Hola, buenos dias, sere breve, un tio me presto un cargador de sus radios (no se que marca) el caso es que estos se cargaban por el mismo conector de los audifonos (bastante raro) y lo probe en los mios, tal fue el caso que en unos segundos se apagaron, la pantalla se volvio loca, prendian y se apagaban, despues de un rato ya no volvieron a prender, ahora la pregunta, se que se quemaron, pero habra alguna solucion? de antemano gracias


----------



## solaris8 (Sep 23, 2012)

lo primero que te diria es que subas una foto/s, marca, modelo o alguna informacion asi se te puede ayudar. imagina cuantos radios y marcas hay


----------



## tiago (Sep 23, 2012)

Los de tu tio y los tuyos son iguales?
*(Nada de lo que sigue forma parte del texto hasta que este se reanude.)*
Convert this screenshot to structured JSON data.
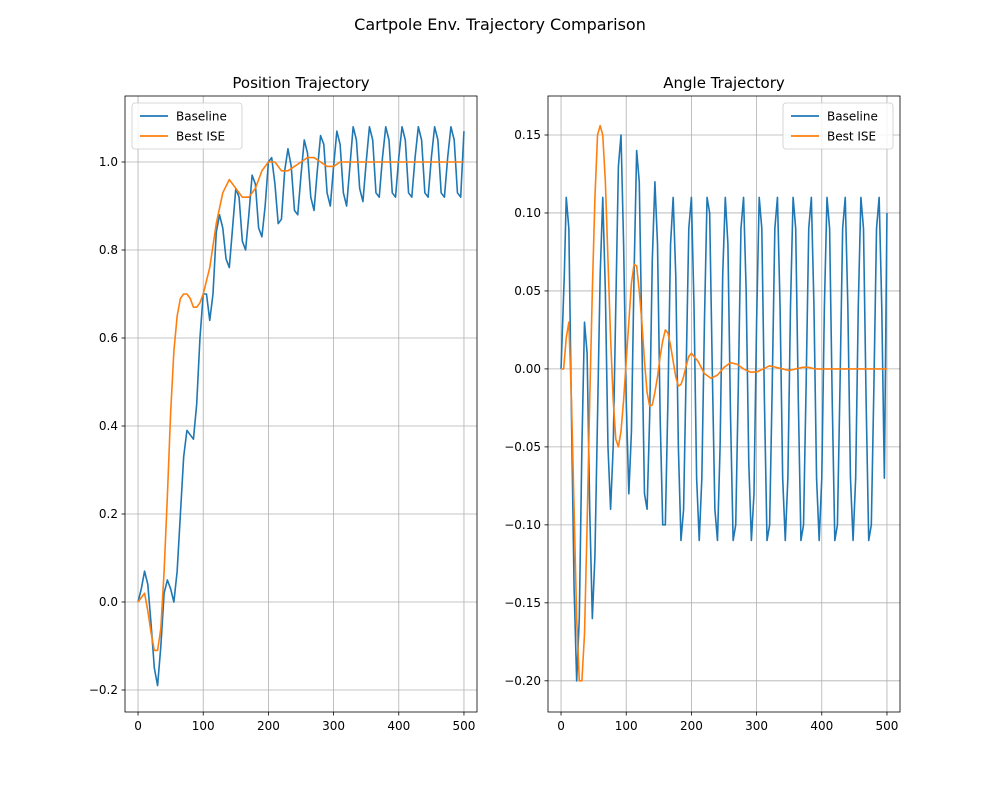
{
  "figure": {
    "title": "Cartpole Env. Trajectory Comparison"
  },
  "chart_data": [
    {
      "type": "line",
      "title": "Position Trajectory",
      "xlabel": "",
      "ylabel": "",
      "xlim": [
        -20,
        520
      ],
      "ylim": [
        -0.25,
        1.15
      ],
      "xticks": [
        0,
        100,
        200,
        300,
        400,
        500
      ],
      "yticks": [
        -0.2,
        0.0,
        0.2,
        0.4,
        0.6,
        0.8,
        1.0
      ],
      "ytick_labels": [
        "−0.2",
        "0.0",
        "0.2",
        "0.4",
        "0.6",
        "0.8",
        "1.0"
      ],
      "grid": true,
      "legend_position": "upper-left",
      "series": [
        {
          "name": "Baseline",
          "color": "#1f77b4",
          "x": [
            0,
            5,
            10,
            15,
            20,
            25,
            30,
            35,
            40,
            45,
            50,
            55,
            60,
            65,
            70,
            75,
            80,
            85,
            90,
            95,
            100,
            105,
            110,
            115,
            120,
            125,
            130,
            135,
            140,
            145,
            150,
            155,
            160,
            165,
            170,
            175,
            180,
            185,
            190,
            195,
            200,
            205,
            210,
            215,
            220,
            225,
            230,
            235,
            240,
            245,
            250,
            255,
            260,
            265,
            270,
            275,
            280,
            285,
            290,
            295,
            300,
            305,
            310,
            315,
            320,
            325,
            330,
            335,
            340,
            345,
            350,
            355,
            360,
            365,
            370,
            375,
            380,
            385,
            390,
            395,
            400,
            405,
            410,
            415,
            420,
            425,
            430,
            435,
            440,
            445,
            450,
            455,
            460,
            465,
            470,
            475,
            480,
            485,
            490,
            495,
            500
          ],
          "y": [
            0.0,
            0.03,
            0.07,
            0.04,
            -0.05,
            -0.15,
            -0.19,
            -0.1,
            0.02,
            0.05,
            0.03,
            0.0,
            0.07,
            0.2,
            0.33,
            0.39,
            0.38,
            0.37,
            0.45,
            0.6,
            0.7,
            0.7,
            0.64,
            0.7,
            0.84,
            0.88,
            0.85,
            0.78,
            0.76,
            0.85,
            0.94,
            0.92,
            0.82,
            0.8,
            0.88,
            0.97,
            0.95,
            0.85,
            0.83,
            0.9,
            1.0,
            1.01,
            0.95,
            0.86,
            0.87,
            0.98,
            1.03,
            0.99,
            0.89,
            0.88,
            0.97,
            1.05,
            1.02,
            0.92,
            0.89,
            0.98,
            1.06,
            1.04,
            0.93,
            0.9,
            0.99,
            1.07,
            1.04,
            0.93,
            0.9,
            0.99,
            1.08,
            1.05,
            0.94,
            0.91,
            1.0,
            1.08,
            1.05,
            0.93,
            0.92,
            1.01,
            1.08,
            1.05,
            0.93,
            0.92,
            1.01,
            1.08,
            1.05,
            0.93,
            0.92,
            1.01,
            1.08,
            1.05,
            0.93,
            0.92,
            1.01,
            1.08,
            1.05,
            0.93,
            0.92,
            1.01,
            1.08,
            1.05,
            0.93,
            0.92,
            1.07
          ]
        },
        {
          "name": "Best ISE",
          "color": "#ff7f0e",
          "x": [
            0,
            5,
            10,
            15,
            20,
            25,
            30,
            35,
            40,
            45,
            50,
            55,
            60,
            65,
            70,
            75,
            80,
            85,
            90,
            95,
            100,
            110,
            120,
            130,
            140,
            150,
            160,
            170,
            180,
            190,
            200,
            210,
            220,
            230,
            240,
            250,
            260,
            270,
            280,
            290,
            300,
            310,
            320,
            330,
            340,
            350,
            360,
            370,
            380,
            390,
            400,
            420,
            440,
            460,
            480,
            500
          ],
          "y": [
            0.0,
            0.01,
            0.02,
            -0.02,
            -0.07,
            -0.11,
            -0.11,
            -0.06,
            0.07,
            0.24,
            0.43,
            0.57,
            0.65,
            0.69,
            0.7,
            0.7,
            0.69,
            0.67,
            0.67,
            0.68,
            0.7,
            0.76,
            0.86,
            0.93,
            0.96,
            0.94,
            0.92,
            0.92,
            0.94,
            0.98,
            1.0,
            1.0,
            0.98,
            0.98,
            0.99,
            1.0,
            1.01,
            1.01,
            1.0,
            0.99,
            0.99,
            1.0,
            1.0,
            1.0,
            1.0,
            1.0,
            1.0,
            1.0,
            1.0,
            1.0,
            1.0,
            1.0,
            1.0,
            1.0,
            1.0,
            1.0
          ]
        }
      ]
    },
    {
      "type": "line",
      "title": "Angle Trajectory",
      "xlabel": "",
      "ylabel": "",
      "xlim": [
        -20,
        520
      ],
      "ylim": [
        -0.22,
        0.175
      ],
      "xticks": [
        0,
        100,
        200,
        300,
        400,
        500
      ],
      "yticks": [
        -0.2,
        -0.15,
        -0.1,
        -0.05,
        0.0,
        0.05,
        0.1,
        0.15
      ],
      "ytick_labels": [
        "−0.20",
        "−0.15",
        "−0.10",
        "−0.05",
        "0.00",
        "0.05",
        "0.10",
        "0.15"
      ],
      "grid": true,
      "legend_position": "upper-right",
      "series": [
        {
          "name": "Baseline",
          "color": "#1f77b4",
          "x": [
            0,
            5,
            8,
            12,
            16,
            20,
            24,
            28,
            32,
            36,
            40,
            44,
            48,
            52,
            56,
            60,
            64,
            68,
            72,
            76,
            80,
            84,
            88,
            92,
            96,
            100,
            104,
            108,
            112,
            116,
            120,
            124,
            128,
            132,
            136,
            140,
            144,
            148,
            152,
            156,
            160,
            164,
            168,
            172,
            176,
            180,
            184,
            188,
            192,
            196,
            200,
            204,
            208,
            212,
            216,
            220,
            224,
            228,
            232,
            236,
            240,
            244,
            248,
            252,
            256,
            260,
            264,
            268,
            272,
            276,
            280,
            284,
            288,
            292,
            296,
            300,
            304,
            308,
            312,
            316,
            320,
            324,
            328,
            332,
            336,
            340,
            344,
            348,
            352,
            356,
            360,
            364,
            368,
            372,
            376,
            380,
            384,
            388,
            392,
            396,
            400,
            404,
            408,
            412,
            416,
            420,
            424,
            428,
            432,
            436,
            440,
            444,
            448,
            452,
            456,
            460,
            464,
            468,
            472,
            476,
            480,
            484,
            488,
            492,
            496,
            500
          ],
          "y": [
            0.0,
            0.06,
            0.11,
            0.09,
            -0.03,
            -0.14,
            -0.2,
            -0.16,
            -0.05,
            0.03,
            0.01,
            -0.09,
            -0.16,
            -0.12,
            -0.03,
            0.06,
            0.11,
            0.05,
            -0.05,
            -0.09,
            -0.05,
            0.04,
            0.13,
            0.15,
            0.08,
            -0.02,
            -0.08,
            -0.04,
            0.06,
            0.14,
            0.12,
            0.02,
            -0.08,
            -0.09,
            -0.03,
            0.07,
            0.12,
            0.08,
            -0.03,
            -0.1,
            -0.1,
            -0.02,
            0.08,
            0.11,
            0.06,
            -0.05,
            -0.11,
            -0.09,
            0.0,
            0.09,
            0.11,
            0.04,
            -0.07,
            -0.11,
            -0.07,
            0.03,
            0.11,
            0.1,
            0.0,
            -0.09,
            -0.11,
            -0.05,
            0.06,
            0.11,
            0.08,
            -0.03,
            -0.11,
            -0.1,
            -0.01,
            0.09,
            0.11,
            0.05,
            -0.06,
            -0.11,
            -0.08,
            0.03,
            0.11,
            0.09,
            -0.02,
            -0.11,
            -0.1,
            -0.01,
            0.09,
            0.11,
            0.04,
            -0.07,
            -0.11,
            -0.07,
            0.04,
            0.11,
            0.09,
            -0.02,
            -0.11,
            -0.1,
            -0.01,
            0.09,
            0.11,
            0.04,
            -0.07,
            -0.11,
            -0.07,
            0.04,
            0.11,
            0.09,
            -0.02,
            -0.11,
            -0.1,
            -0.01,
            0.09,
            0.11,
            0.04,
            -0.07,
            -0.11,
            -0.07,
            0.04,
            0.11,
            0.09,
            -0.02,
            -0.11,
            -0.1,
            -0.01,
            0.09,
            0.11,
            0.04,
            -0.07,
            0.1
          ]
        },
        {
          "name": "Best ISE",
          "color": "#ff7f0e",
          "x": [
            0,
            4,
            8,
            12,
            16,
            20,
            24,
            28,
            32,
            36,
            40,
            44,
            48,
            52,
            56,
            60,
            64,
            68,
            72,
            76,
            80,
            84,
            88,
            92,
            96,
            100,
            104,
            108,
            112,
            116,
            120,
            124,
            128,
            132,
            136,
            140,
            144,
            148,
            152,
            156,
            160,
            164,
            168,
            172,
            176,
            180,
            184,
            188,
            192,
            196,
            200,
            210,
            220,
            230,
            240,
            250,
            260,
            270,
            280,
            290,
            300,
            310,
            320,
            330,
            340,
            350,
            360,
            370,
            380,
            390,
            400,
            420,
            440,
            460,
            480,
            500
          ],
          "y": [
            0.0,
            0.0,
            0.02,
            0.03,
            -0.02,
            -0.09,
            -0.16,
            -0.2,
            -0.2,
            -0.17,
            -0.1,
            -0.02,
            0.05,
            0.11,
            0.15,
            0.156,
            0.15,
            0.12,
            0.07,
            0.02,
            -0.02,
            -0.045,
            -0.05,
            -0.04,
            -0.02,
            0.005,
            0.03,
            0.055,
            0.067,
            0.066,
            0.05,
            0.03,
            0.005,
            -0.015,
            -0.024,
            -0.023,
            -0.015,
            -0.005,
            0.008,
            0.018,
            0.025,
            0.023,
            0.015,
            0.005,
            -0.005,
            -0.011,
            -0.01,
            -0.005,
            0.002,
            0.008,
            0.01,
            0.005,
            -0.003,
            -0.006,
            -0.004,
            0.001,
            0.004,
            0.003,
            0.0,
            -0.002,
            -0.002,
            0.0,
            0.002,
            0.001,
            0.0,
            -0.001,
            0.0,
            0.001,
            0.001,
            0.0,
            0.0,
            0.0,
            0.0,
            0.0,
            0.0,
            0.0
          ]
        }
      ]
    }
  ]
}
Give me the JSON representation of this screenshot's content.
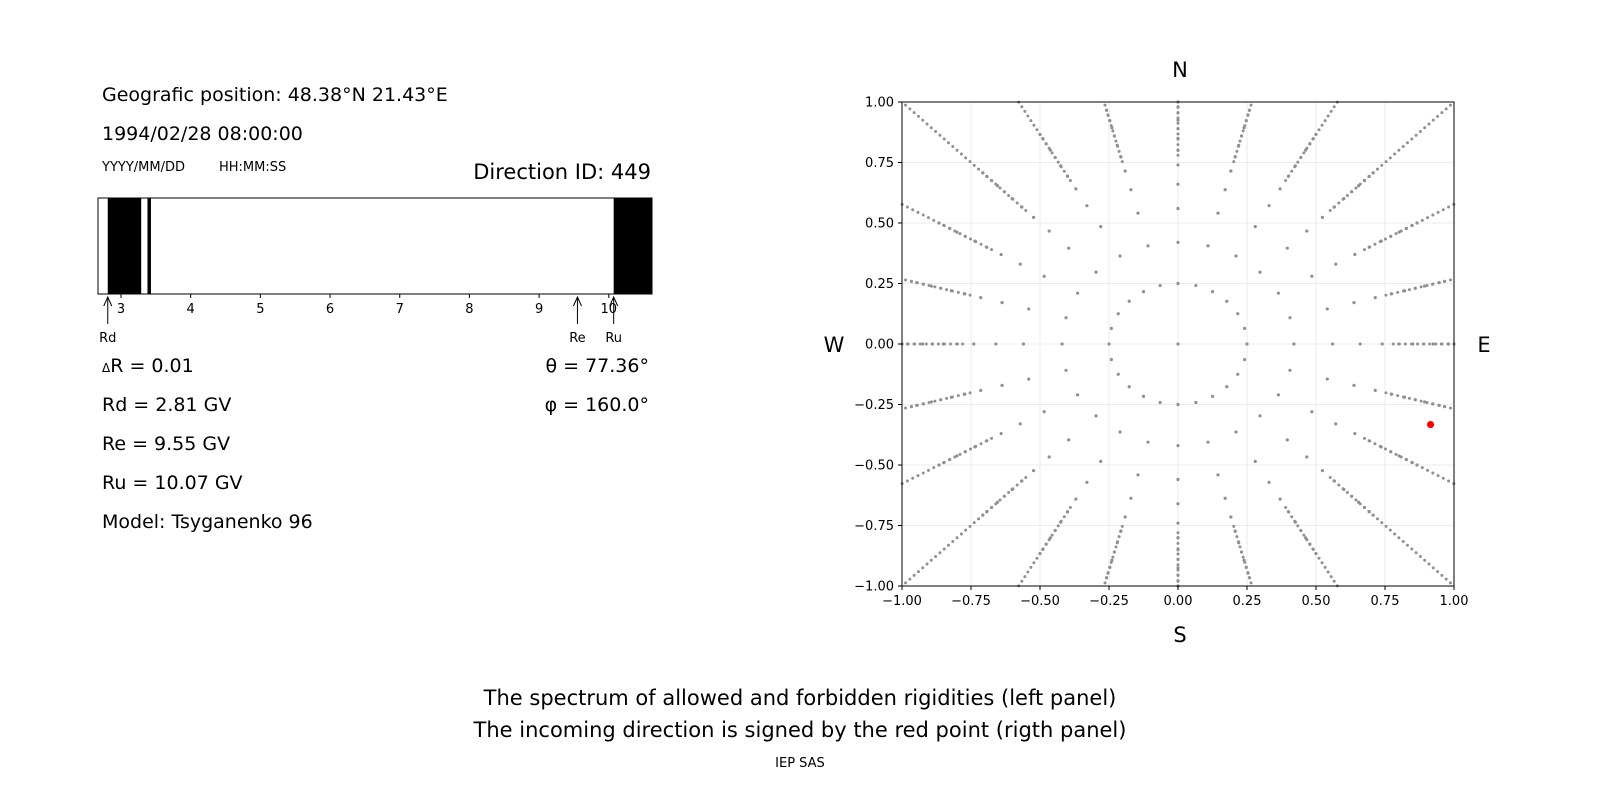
{
  "left_panel": {
    "position": "Geografic position: 48.38°N 21.43°E",
    "datetime": "1994/02/28 08:00:00",
    "date_format": "YYYY/MM/DD",
    "time_format": "HH:MM:SS",
    "direction_id": "Direction ID: 449",
    "delta_r": "R = 0.01",
    "delta_symbol": "Δ",
    "theta": "θ = 77.36°",
    "phi": "φ = 160.0°",
    "rd": "Rd = 2.81 GV",
    "re": "Re = 9.55 GV",
    "ru": "Ru = 10.07 GV",
    "model": "Model: Tsyganenko 96"
  },
  "right_panel": {
    "north": "N",
    "south": "S",
    "west": "W",
    "east": "E"
  },
  "captions": {
    "line1": "The spectrum of allowed and forbidden rigidities (left panel)",
    "line2": "The incoming direction is signed by the red point (rigth panel)",
    "footer": "IEP SAS"
  },
  "chart_data": [
    {
      "type": "bar",
      "description_of_marks": "rigidity spectrum: black = forbidden bands, white = allowed",
      "xlim": [
        2.67,
        10.62
      ],
      "xticks": [
        3,
        4,
        5,
        6,
        7,
        8,
        9,
        10
      ],
      "forbidden_bands": [
        [
          2.81,
          3.29
        ],
        [
          3.38,
          3.43
        ],
        [
          10.07,
          10.62
        ]
      ],
      "markers": [
        {
          "label": "Rd",
          "value": 2.81
        },
        {
          "label": "Re",
          "value": 9.55
        },
        {
          "label": "Ru",
          "value": 10.07
        }
      ]
    },
    {
      "type": "scatter",
      "xlim": [
        -1.0,
        1.0
      ],
      "ylim": [
        -1.0,
        1.0
      ],
      "xticks": [
        "−1.00",
        "−0.75",
        "−0.50",
        "−0.25",
        "0.00",
        "0.25",
        "0.50",
        "0.75",
        "1.00"
      ],
      "yticks": [
        "1.00",
        "0.75",
        "0.50",
        "0.25",
        "0.00",
        "−0.25",
        "−0.50",
        "−0.75",
        "−1.00"
      ],
      "grid": true,
      "grid_points": {
        "color": "#909090",
        "rays": 24,
        "ring_radii": [
          0.0,
          0.25,
          0.42,
          0.56,
          0.66,
          0.74,
          0.8,
          0.85,
          0.89,
          0.925,
          0.955,
          0.98,
          1.0
        ]
      },
      "highlight_point": {
        "x": 0.915,
        "y": -0.333,
        "color": "#ff0000"
      }
    }
  ]
}
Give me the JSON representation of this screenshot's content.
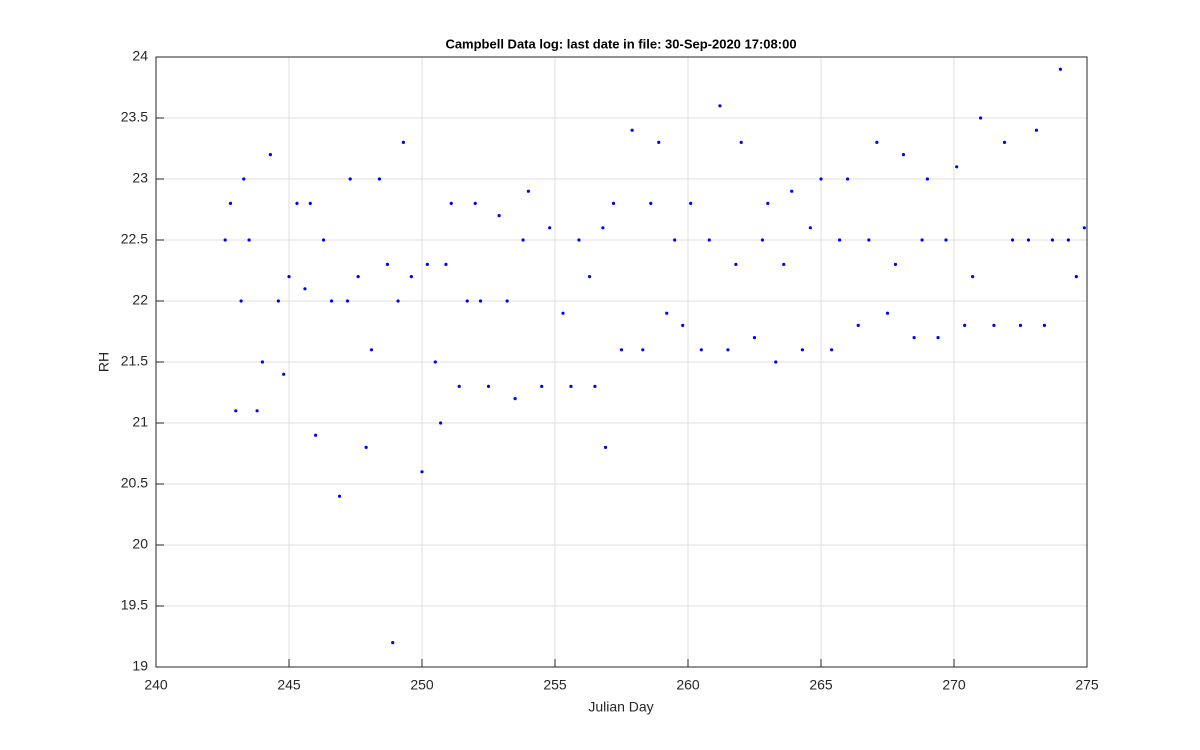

Porque si no es así, el procedimiento de carga será diferente y el resultado mas probable es la destrucción de tus aparatos.

La solución es abrirlos y ver que componentes presentan avería, para lo cual sería de mucha utilidad el esquema de tus aparatos. En su defecto alguna foto ó información como te comenta *solaris8*.

Saludos.


----------